In Germany, we will receive the ZEW survey data for March. Recent months have shown an improvement in the assessment of the current economic situation, though expectations for the future slightly declined in February. It will be interesting to observe how ongoing conflict in the Middle East impact the survey results, amidst the narrative of a recovering German economy.
This morning at 9:30-10:15 CET, we are hosting a 45-minute webinar on the Trump-Xi summit in Beijing. We discuss the path ahead for the two countries, implications for Nordic businesses as well as USD and CNY.
Economic and market news
What happened overnight
Overnight, the Reserve Bank of Australia raised its cash rate as expected by 25bp to 4.1%. Markets had priced in roughly a 75% probability of a hike ahead of the meeting. This was RBA’s second rate hike in a row, but unlike the previous decision (which was unanimous), this morning’s hike was made with the smallest possible vote majority (5-4).

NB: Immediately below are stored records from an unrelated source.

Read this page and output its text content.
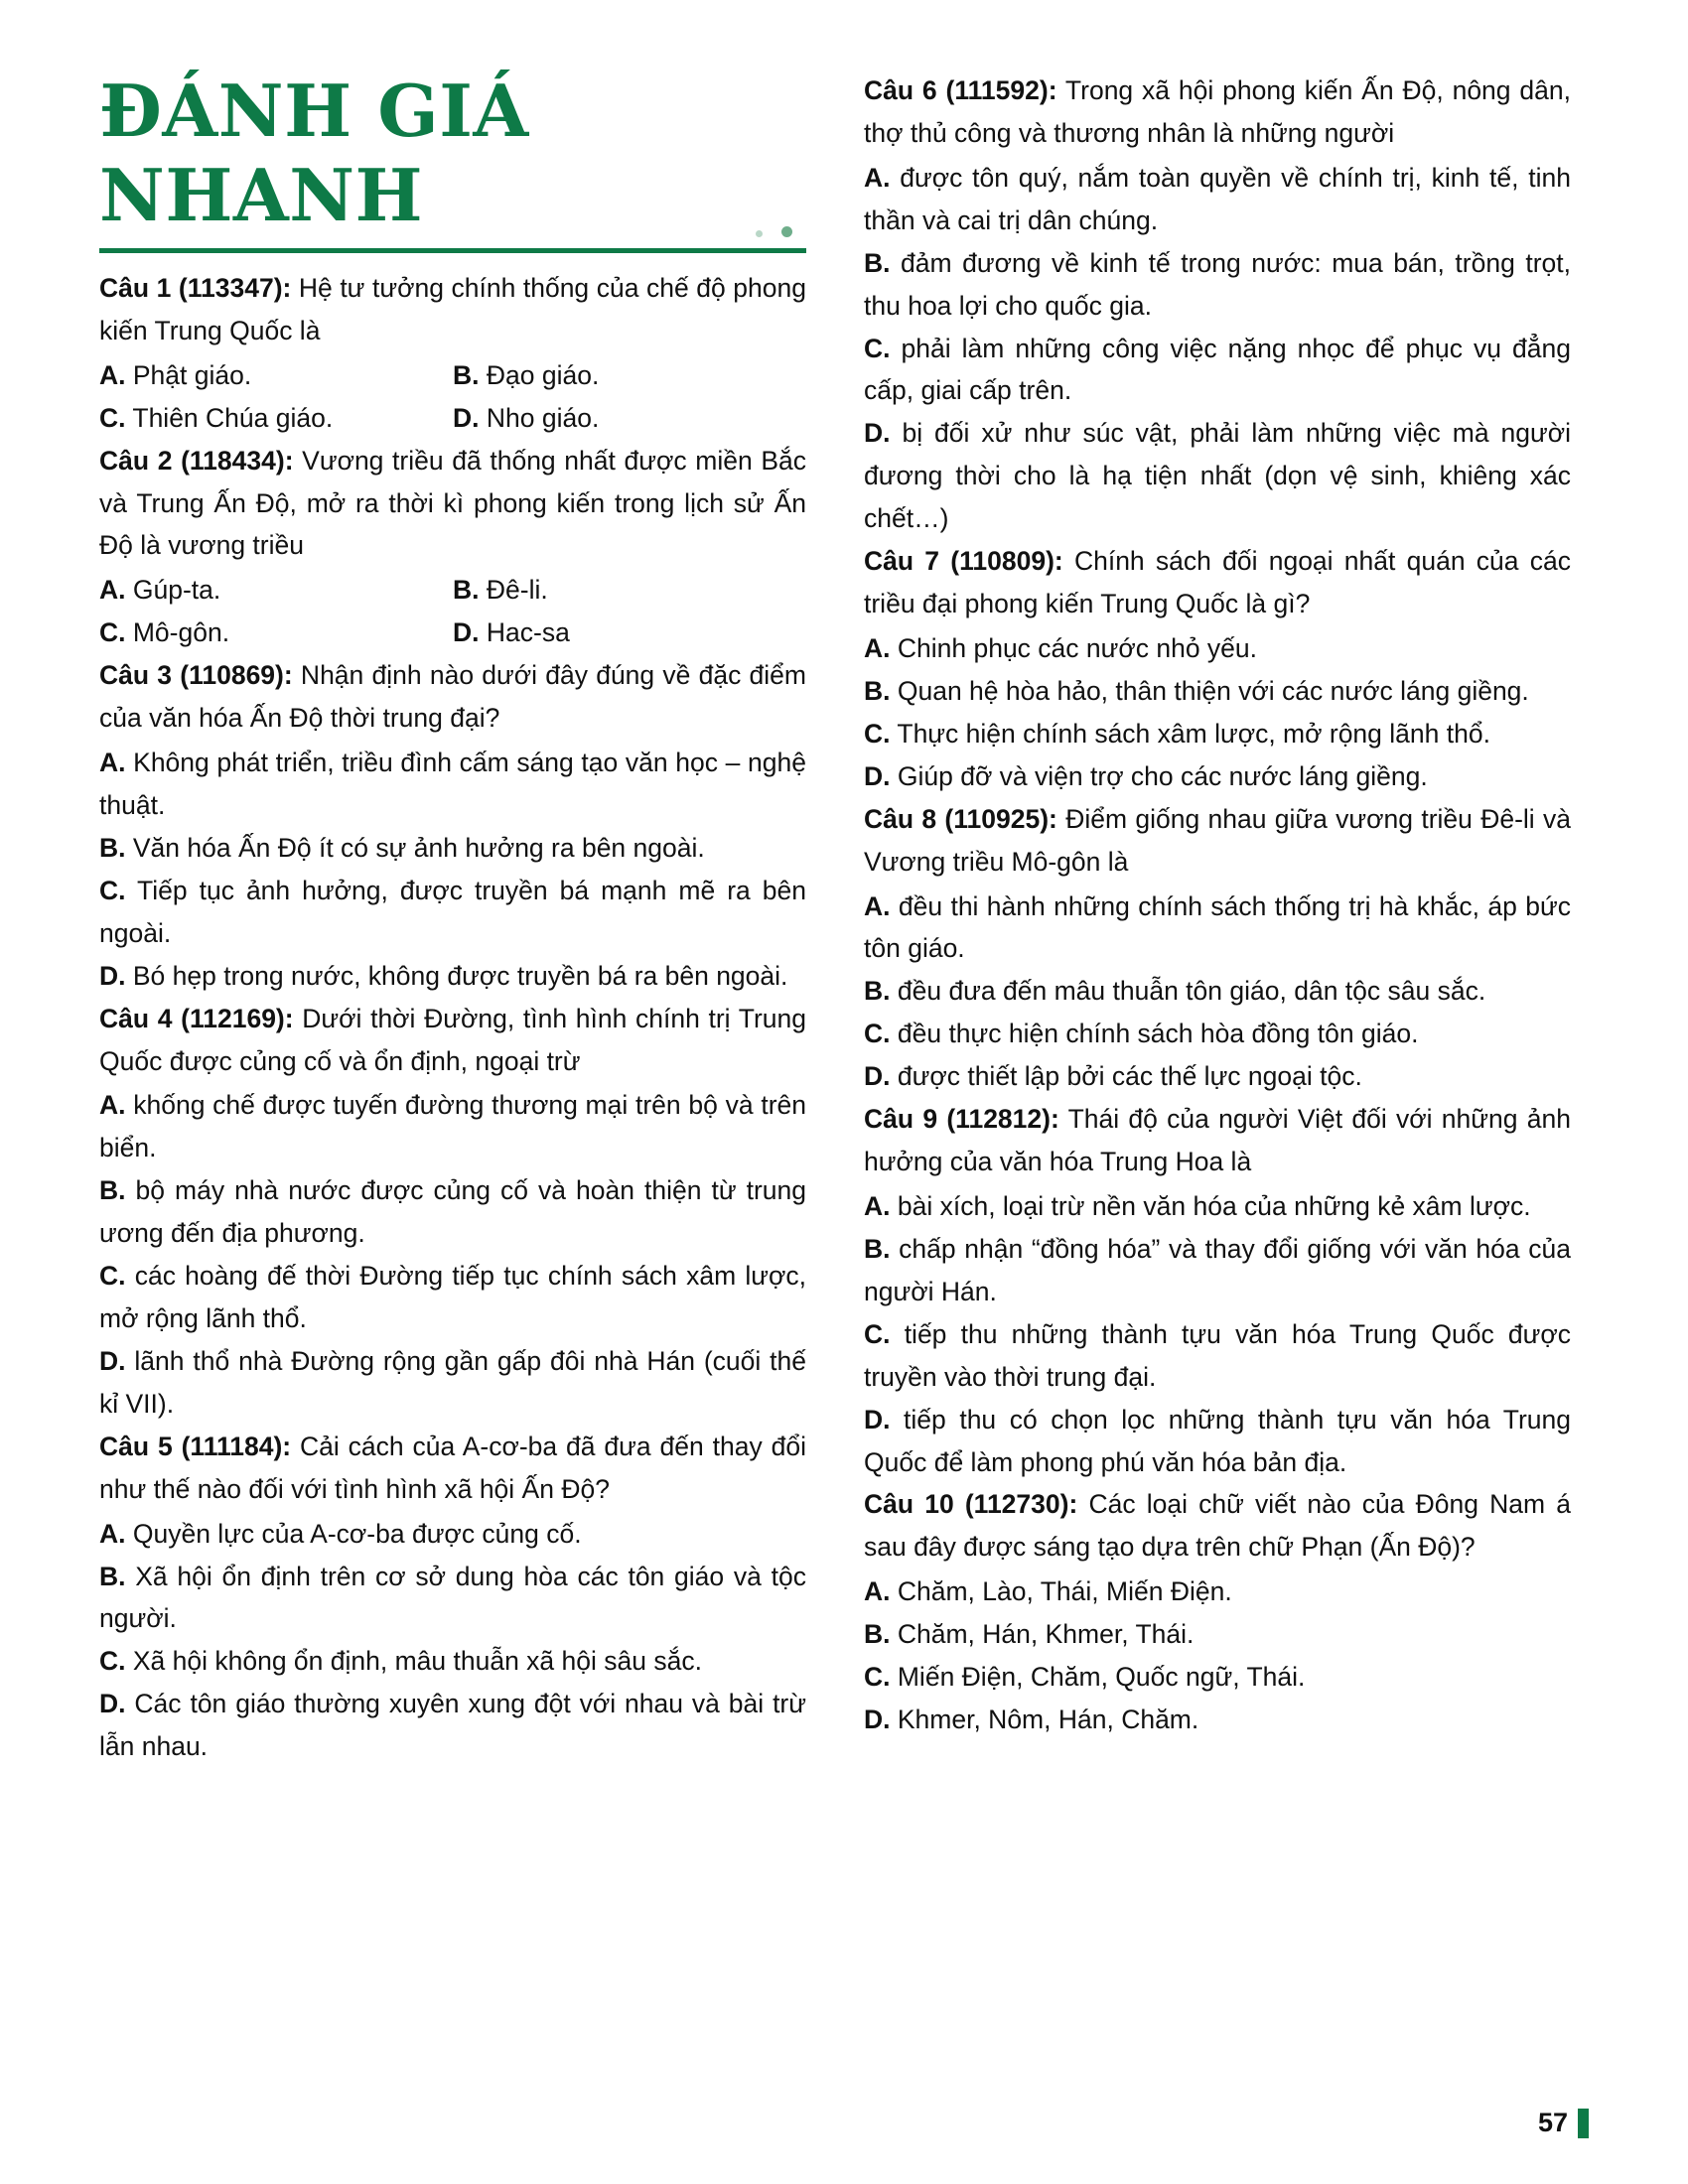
ĐÁNH GIÁ
NHANH

Câu 1 (113347): Hệ tư tưởng chính thống của chế độ phong kiến Trung Quốc là

A. Phật giáo.	B. Đạo giáo.

C. Thiên Chúa giáo.	D. Nho giáo.

Câu 2 (118434): Vương triều đã thống nhất được miền Bắc và Trung Ấn Độ, mở ra thời kì phong kiến trong lịch sử Ấn Độ là vương triều

A. Gúp-ta.	B. Đê-li.

C. Mô-gôn.	D. Hac-sa

Câu 3 (110869): Nhận định nào dưới đây đúng về đặc điểm của văn hóa Ấn Độ thời trung đại?

A. Không phát triển, triều đình cấm sáng tạo văn học – nghệ thuật.

B. Văn hóa Ấn Độ ít có sự ảnh hưởng ra bên ngoài.

C. Tiếp tục ảnh hưởng, được truyền bá mạnh mẽ ra bên ngoài.

D. Bó hẹp trong nước, không được truyền bá ra bên ngoài.

Câu 4 (112169): Dưới thời Đường, tình hình chính trị Trung Quốc được củng cố và ổn định, ngoại trừ

A. khống chế được tuyến đường thương mại trên bộ và trên biển.

B. bộ máy nhà nước được củng cố và hoàn thiện từ trung ương đến địa phương.

C. các hoàng đế thời Đường tiếp tục chính sách xâm lược, mở rộng lãnh thổ.

D. lãnh thổ nhà Đường rộng gần gấp đôi nhà Hán (cuối thế kỉ VII).

Câu 5 (111184): Cải cách của A-cơ-ba đã đưa đến thay đổi như thế nào đối với tình hình xã hội Ấn Độ?

A. Quyền lực của A-cơ-ba được củng cố.

B. Xã hội ổn định trên cơ sở dung hòa các tôn giáo và tộc người.

C. Xã hội không ổn định, mâu thuẫn xã hội sâu sắc.

D. Các tôn giáo thường xuyên xung đột với nhau và bài trừ lẫn nhau.

Câu 6 (111592): Trong xã hội phong kiến Ấn Độ, nông dân, thợ thủ công và thương nhân là những người

A. được tôn quý, nắm toàn quyền về chính trị, kinh tế, tinh thần và cai trị dân chúng.

B. đảm đương về kinh tế trong nước: mua bán, trồng trọt, thu hoa lợi cho quốc gia.

C. phải làm những công việc nặng nhọc để phục vụ đẳng cấp, giai cấp trên.

D. bị đối xử như súc vật, phải làm những việc mà người đương thời cho là hạ tiện nhất (dọn vệ sinh, khiêng xác chết…)

Câu 7 (110809): Chính sách đối ngoại nhất quán của các triều đại phong kiến Trung Quốc là gì?

A. Chinh phục các nước nhỏ yếu.

B. Quan hệ hòa hảo, thân thiện với các nước láng giềng.

C. Thực hiện chính sách xâm lược, mở rộng lãnh thổ.

D. Giúp đỡ và viện trợ cho các nước láng giềng.

Câu 8 (110925): Điểm giống nhau giữa vương triều Đê-li và Vương triều Mô-gôn là

A. đều thi hành những chính sách thống trị hà khắc, áp bức tôn giáo.

B. đều đưa đến mâu thuẫn tôn giáo, dân tộc sâu sắc.

C. đều thực hiện chính sách hòa đồng tôn giáo.

D. được thiết lập bởi các thế lực ngoại tộc.

Câu 9 (112812): Thái độ của người Việt đối với những ảnh hưởng của văn hóa Trung Hoa là

A. bài xích, loại trừ nền văn hóa của những kẻ xâm lược.

B. chấp nhận “đồng hóa” và thay đổi giống với văn hóa của người Hán.

C. tiếp thu những thành tựu văn hóa Trung Quốc được truyền vào thời trung đại.

D. tiếp thu có chọn lọc những thành tựu văn hóa Trung Quốc để làm phong phú văn hóa bản địa.

Câu 10 (112730): Các loại chữ viết nào của Đông Nam á sau đây được sáng tạo dựa trên chữ Phạn (Ấn Độ)?

A. Chăm, Lào, Thái, Miến Điện.

B. Chăm, Hán, Khmer, Thái.

C. Miến Điện, Chăm, Quốc ngữ, Thái.

D. Khmer, Nôm, Hán, Chăm.

57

The statement and Governor Bullock’s comments both underscored that while higher oil prices and consequently higher short-term inflation expectations played a role in the decision, it was primarily motivated by growing domestic capacity pressures.
Between the US and China, Trump requested to delay his planned 31 March-2 April trip to China by about a month due to the ongoing Iran war. The delay risks increasing tensions between the US and China, already strained by trade, Taiwan, and the Middle East crisis.
What happened yesterday
The conflict in the Middle East continues, with Iran successfully targeting oil and gas production facilities. In the UAE, Iran hit the Shah gas field in a drone attack, while they caused a fire in the Fujairah Oil Industry Zone. Additionally, a tanker near the port of Fujairah was reported struck whilst at anchor at sea. Meanwhile, Israel announced on Monday that it has detailed plans for at least three more weeks of war, continuing its strikes on sites across Iran and Lebanon.
The oil price has traded above the USD100/bbl level so far this week. Iran hit a UAE gas field as its retaliation seems to target energy infrastructure to a greater extent. That increases the risk that energy prices will rise more and stay high even if traffic through Strait of Hormuz resumes.
In geopolitics, European nations responded to President Trump’s threats of a “very bad” future for NATO if members failed to aid the US in the Strait of Hormuz. While nations supported diplomatic efforts, they rejected military involvement. The UK, Germany, Japan and France ruled out sending vessels, with German Chancellor Friedrich Merz emphasising that NATO is “not an intervention alliance”.
In Canada, CPI increased 1.8% y/y in February, slightly below expectations and an easing from January (cons: 1.9%, Jan: 2.3%). Energy prices were a key drag, with gasoline falling 14.2% y/y and natural gas down 17.1% y/y. The slowdown may also be attributed to base effects, as February 2025 experienced elevated price increases due to the mid-month expiration of the goods and services tax and harmonised sales tax holiday. The low inflation figures mark a six-month low and may support the Bank of Canada in keeping rates steady on Wednesday.
In Switzerland, recent sight deposit data showed no indication of intervention by the Swiss National Bank (SNB). EUR/CHF reached its lowest level since 2015 last week, breaking firmly below 0.90 as verbal intervention failed to meaningfully support the cross. We look ahead to the SNB meeting on Thursday, where we expect the policy rate unchanged at 0%, in line with consensus and market expectation.
In the US, industrial production increased 0.2% m/m in February, a decrease from January (0.7% m/m). On a yearly basis industrial production increased 1.4% y/y (Jan: 2.3% y/y). Manufacturing makes up the largest share of industrial production and surveys have shown signs of improving sentiment, but the ongoing US-Israeli conflict with Iran, resulting in higher oil prices, poses a risk to recovery.
Equities: Global equities had a solid session yesterday, rising about 0.9%. S&P500 rose 1%, with all 11 sectors in green, led by IT and consumer discretionary. 11 sectors being up on the same day has happened only three times the past six month, most recently in the aftermath of the Greenland situation. This tells us that part of the move is to be explained in the ‘reversal’ pattern. Unsurprisingly, cyclicals outperformed defensives in this risk-on tone. Nasdaq rose 1.2%, Russell 2000 0.9% and Stoxx600 0.4%. Overnight, Asian stocks are in green rising, while US futures are about 0.2% lower.
FI and FX: Overnight, the RBA delivered a rate hike from 3.85% to 4.10%, in a 5-4 split vote. The market interpreted the decision as dovish with falling yields, while the AUD has pared initial losses. Oil prices declined during yesterday’s session, but prices are higher overnight with Brent oil around 103 USD per barrel as Iran has stepped up attacks on energy infrastructure. Japan’s finance minister Katayama said the recent JPY weakening, where USD/JPY on Friday was at the highest level since 2024, is not in line with fundamentals and hinted at possible intervention. With the Scandinavian macro calendar empty today, Scandinavian markets will take their cues from global developments.